反正春雨是這么覺得的,她們家主子看起來,不太高興。
這跟往常收到木先生的信時的表現大相徑庭,甚至是截然相反。
但是,春雨敏銳的發現了一個事實——木先生對上次那件事的簡易并沒有被采納。
猶豫了一下,春雨小心翼翼說道:“其實,咱們也可以不按照這個做的,不是么?”
“木先生曾經說過,這世上的事沒有什么是別人能幫忙拿主意的,沒經歷過的就是沒辦法明白別人到底有多難,什么決定也都沒有對錯之分,只是看哪一個會后悔的比較少。
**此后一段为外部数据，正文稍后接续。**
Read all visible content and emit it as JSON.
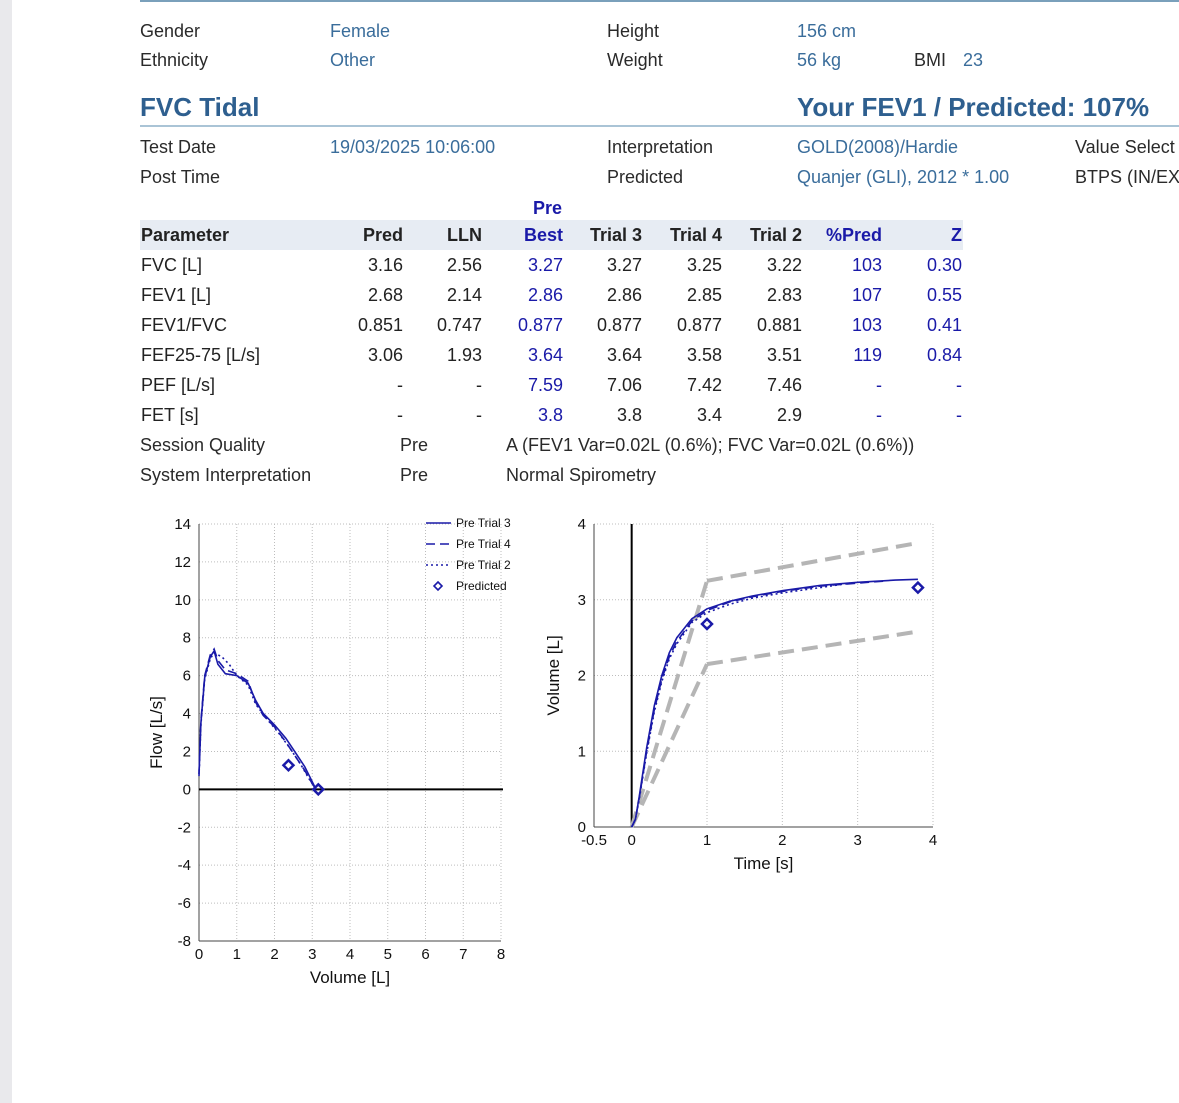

”
李予初抓住信紙,聽著春雨的勸導,坐了回去,然后把信遞給她。
接過信,春雨匆匆掃了一眼,瞪大了眼睛,終于把前因后果串起來了,也明白了為什么木先生的建議會讓主子不高興了。
木先生真是拿捏死了主子的性子,知道要她不計較玉湖的事兒是不可能的,就反其道而行之,三言兩語就指出來了誰是幕后主使,甚至連列出來了幾種可行的方案去報復,但是,越是這么寫,就是越讓主子沒辦法真的去做,因為,每一種可行的路都被指出來了,一旦真的發生,木先生即可就能知道,那時,自覺愧對先祖的主子就是真的沒顏面再見家里人一面了。
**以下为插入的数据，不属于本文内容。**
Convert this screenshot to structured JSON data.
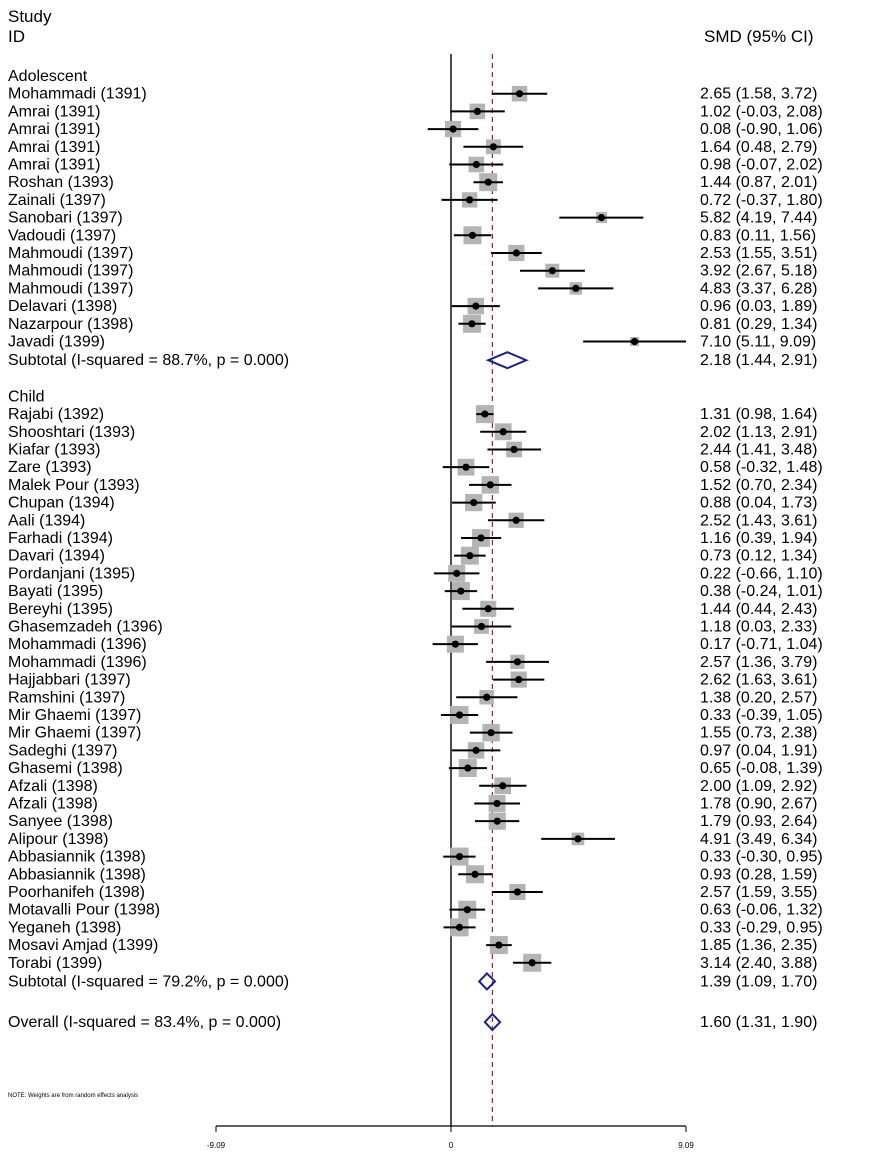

歸根到底不過是玉湖一案上,鬧出來這事兒的根本不是某個后妃,而是她們所有,甚至于,連那位九五至尊都極有可能摻合了一腳,如若不然,根本沒法兒解釋,沒法兒解釋當時為什么有命婦進宮卻還有那么多的異常,沒法兒解釋為什么她們家主子孩子都生完了可至今宮里都沒有給一個清楚明白的交代。
這并不難猜,只是讓人難以接受。
雖然都是慕容皇家,但是皇子和他母妃做這種事與那位做這種事是有本質區別的,那位可不需要再有人替他穩固地位、增加籌碼。也正是因為這個,才讓人不愿意去猜這個可能,可現在,木先生一語道破這顯而易見的擁有最大可能性的猜測,怎么會被接受呢?
“我放不下。”李予初冷著臉,又重復了一遍,“我真的放不下,我到現在都沒辦法真的把自己當襄七王妃,連對慕容瑾父子笑臉相迎都勉強至極,這件事一定得有個解決!”